Of course, piling on charges, demanding no release before trial, insisting on long prison terms, and more aligned with the Democrat agenda of describing the incidents that day as the greatest "insurrection" against America since the Civil War.
Actually, it was a protest that got out of hand when a few hundred rioted. Protesters were objecting to what they saw as an unfair election system that, in fact, was under pressure from several undue Democrat influences, including the FBI's election interference.
"We need to get to the bottom of it," Martin explained in his messaging.

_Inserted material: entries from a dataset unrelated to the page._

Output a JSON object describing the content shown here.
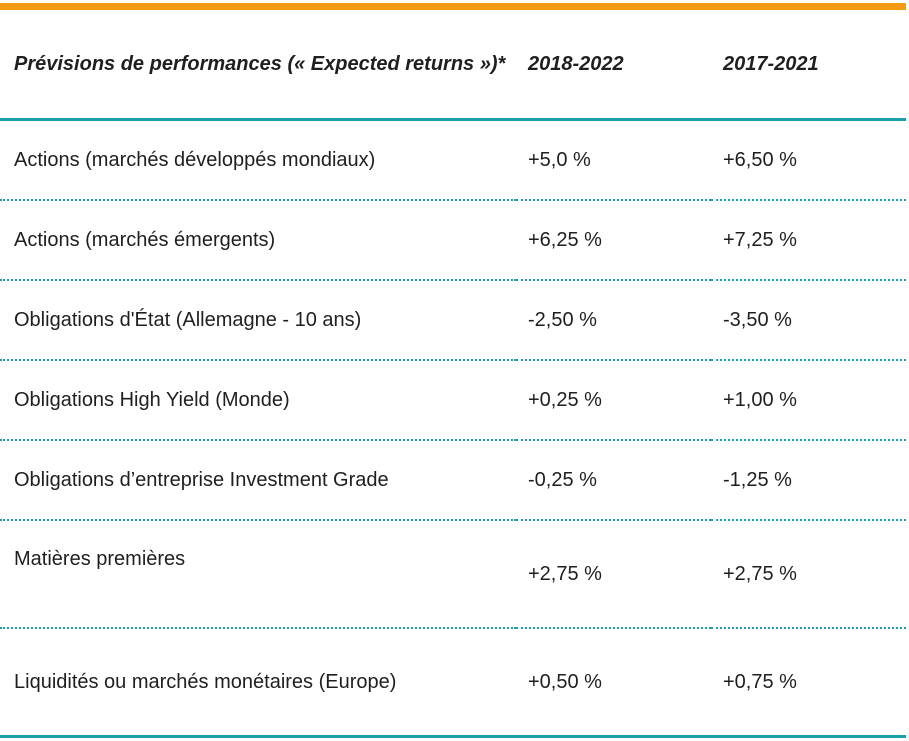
{
  "accent_colors": {
    "top_bar": "#f39c12",
    "rules": "#1a9fab"
  },
  "table": {
    "header": {
      "title": "Prévisions de performances (« Expected returns »)*",
      "period_1": "2018-2022",
      "period_2": "2017-2021"
    },
    "rows": [
      {
        "label": "Actions (marchés développés mondiaux)",
        "v1": "+5,0 %",
        "v2": "+6,50 %"
      },
      {
        "label": "Actions (marchés émergents)",
        "v1": "+6,25 %",
        "v2": "+7,25 %"
      },
      {
        "label": "Obligations d'État (Allemagne - 10 ans)",
        "v1": "-2,50 %",
        "v2": "-3,50 %"
      },
      {
        "label": "Obligations High Yield (Monde)",
        "v1": "+0,25 %",
        "v2": "+1,00 %"
      },
      {
        "label": "Obligations d’entreprise Investment Grade",
        "v1": "-0,25 %",
        "v2": "-1,25 %"
      },
      {
        "label": "Matières premières",
        "v1": "+2,75 %",
        "v2": "+2,75 %"
      },
      {
        "label": "Liquidités ou marchés monétaires (Europe)",
        "v1": "+0,50 %",
        "v2": "+0,75 %"
      }
    ]
  }
}
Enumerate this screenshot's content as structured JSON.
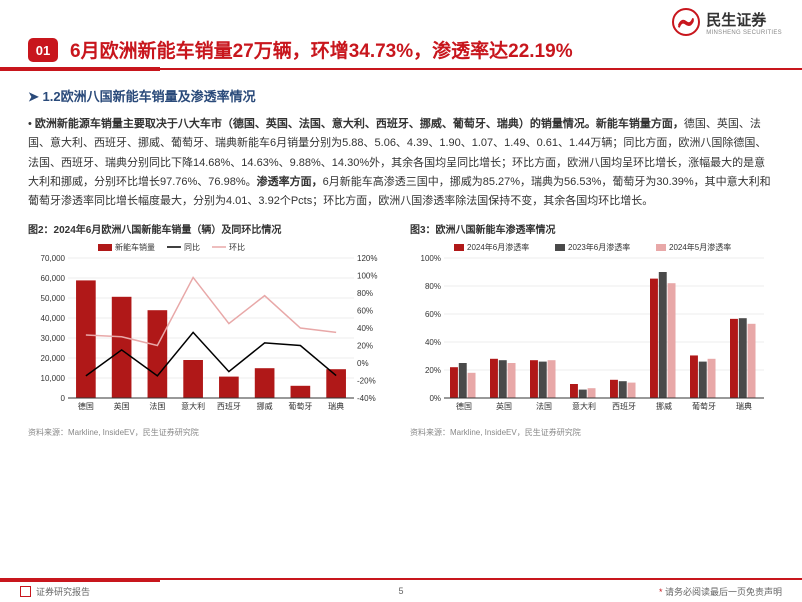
{
  "logo": {
    "name": "民生证券",
    "sub": "MINSHENG SECURITIES"
  },
  "badge": "01",
  "title": "6月欧洲新能车销量27万辆，环增34.73%，渗透率达22.19%",
  "subtitle": "1.2欧洲八国新能车销量及渗透率情况",
  "body_lead": "欧洲新能源车销量主要取决于八大车市（德国、英国、法国、意大利、西班牙、挪威、葡萄牙、瑞典）的销量情况。新能车销量方面，",
  "body_rest": "德国、英国、法国、意大利、西班牙、挪威、葡萄牙、瑞典新能车6月销量分别为5.88、5.06、4.39、1.90、1.07、1.49、0.61、1.44万辆；同比方面，欧洲八国除德国、法国、西班牙、瑞典分别同比下降14.68%、14.63%、9.88%、14.30%外，其余各国均呈同比增长；环比方面，欧洲八国均呈环比增长，涨幅最大的是意大利和挪威，分别环比增长97.76%、76.98%。",
  "body_lead2": "渗透率方面，",
  "body_rest2": "6月新能车高渗透三国中，挪威为85.27%，瑞典为56.53%，葡萄牙为30.39%，其中意大利和葡萄牙渗透率同比增长幅度最大，分别为4.01、3.92个Pcts；环比方面，欧洲八国渗透率除法国保持不变，其余各国均环比增长。",
  "chart2": {
    "title": "图2：2024年6月欧洲八国新能车销量（辆）及同环比情况",
    "source": "资料来源：Markline, InsideEV，民生证券研究院",
    "categories": [
      "德国",
      "英国",
      "法国",
      "意大利",
      "西班牙",
      "挪威",
      "葡萄牙",
      "瑞典"
    ],
    "bars": [
      58800,
      50600,
      43900,
      19000,
      10700,
      14900,
      6100,
      14400
    ],
    "yoy": [
      -14.68,
      15,
      -14.63,
      35,
      -9.88,
      23,
      20,
      -14.3
    ],
    "mom": [
      32,
      30,
      20,
      97.76,
      45,
      76.98,
      40,
      35
    ],
    "y1_max": 70000,
    "y1_step": 10000,
    "y2_min": -40,
    "y2_max": 120,
    "y2_step": 20,
    "colors": {
      "bar": "#b01818",
      "yoy": "#000000",
      "mom": "#e8a8a8",
      "grid": "#d9d9d9",
      "axis": "#333",
      "bg": "#ffffff"
    },
    "legend": [
      "新能车销量",
      "同比",
      "环比"
    ],
    "font_size": 8
  },
  "chart3": {
    "title": "图3：欧洲八国新能车渗透率情况",
    "source": "资料来源：Markline, InsideEV，民生证券研究院",
    "categories": [
      "德国",
      "英国",
      "法国",
      "意大利",
      "西班牙",
      "挪威",
      "葡萄牙",
      "瑞典"
    ],
    "series": [
      {
        "name": "2024年6月渗透率",
        "color": "#b01818",
        "values": [
          22,
          28,
          27,
          10,
          13,
          85.27,
          30.39,
          56.53
        ]
      },
      {
        "name": "2023年6月渗透率",
        "color": "#4a4a4a",
        "values": [
          25,
          27,
          26,
          6,
          12,
          90,
          26,
          57
        ]
      },
      {
        "name": "2024年5月渗透率",
        "color": "#e8a8a8",
        "values": [
          18,
          25,
          27,
          7,
          11,
          82,
          28,
          53
        ]
      }
    ],
    "y_max": 100,
    "y_step": 20,
    "colors": {
      "grid": "#d9d9d9",
      "axis": "#333",
      "bg": "#ffffff"
    },
    "font_size": 8
  },
  "footer": {
    "left": "证券研究报告",
    "page": "5",
    "right": "请务必阅读最后一页免责声明"
  }
}
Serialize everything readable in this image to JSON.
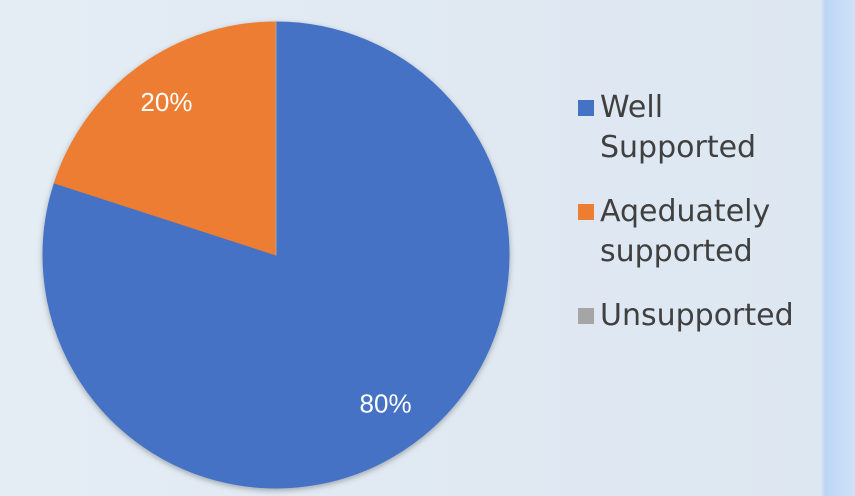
{
  "chart_data": {
    "type": "pie",
    "categories": [
      "Well Supported",
      "Aqeduately supported",
      "Unsupported"
    ],
    "values": [
      80,
      20,
      0
    ],
    "value_labels": [
      "80%",
      "20%",
      null
    ],
    "colors": [
      "#4472c4",
      "#ed7d31",
      "#a5a5a5"
    ],
    "legend": "right"
  }
}
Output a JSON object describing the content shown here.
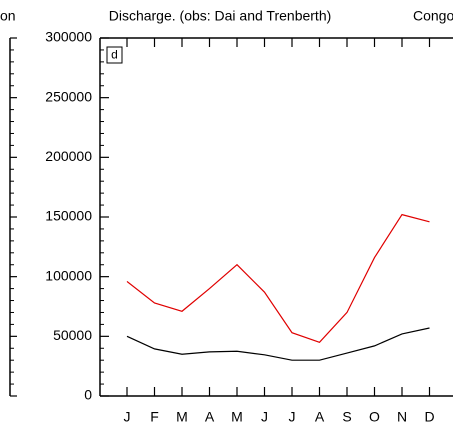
{
  "chart_data": {
    "type": "line",
    "title": "Discharge. (obs: Dai and Trenberth)",
    "left_fragment": "on",
    "right_title": "Congo",
    "panel_label": "d",
    "categories": [
      "J",
      "F",
      "M",
      "A",
      "M",
      "J",
      "J",
      "A",
      "S",
      "O",
      "N",
      "D"
    ],
    "series": [
      {
        "color": "#e00000",
        "values": [
          96000,
          78000,
          71000,
          90000,
          110000,
          87000,
          53000,
          45000,
          70000,
          116000,
          152000,
          146000
        ]
      },
      {
        "color": "#000000",
        "values": [
          50000,
          39500,
          35000,
          37000,
          37500,
          34500,
          30000,
          30000,
          36000,
          42000,
          52000,
          57000
        ]
      }
    ],
    "ylim": [
      0,
      300000
    ],
    "yticks": [
      0,
      50000,
      100000,
      150000,
      200000,
      250000,
      300000
    ]
  }
}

He's calling it the "1512 Project," because the offense falls under that section of the law, said the report, which explained Section 1512 of U.S. law bars people from obstructing, influencing, or impeding any official proceeding, or attempting to do so. It carries a prison term of up to 20 years.
Hundreds of the protesters on Capitol grounds that day were faced with that charge. Former policeman Joseph Fischer challenged that, and the Supreme Court said prosecutors were applying the law incorrectly.
"On the government's theory, Section 1512(c) consists of a granular subsection (c)(1) focused on obstructive acts that impair evidence and an overarching subsection (c)(2) that reaches all other obstruction," said the opinion, from Chief Justice John Roberts. "Even setting surplusage aside, that novel interpretation would criminalize a broad swath of prosaic conduct, exposing activists and lobbyists alike to decades in prison."
The government already had been dropping those counts against defendants before President Donald Trump took office and pardoned some 1,500 prosecuted by government officials in the leftist jurisdiction of the Washington courts.
Martin has, the report said, watched thousands of hours of video from that day.
"If you watch it for a while you realize that 99.9% of it is normal people doing normal things: sauntering around and through the Capitol grounds and building," he has explained on blog postings.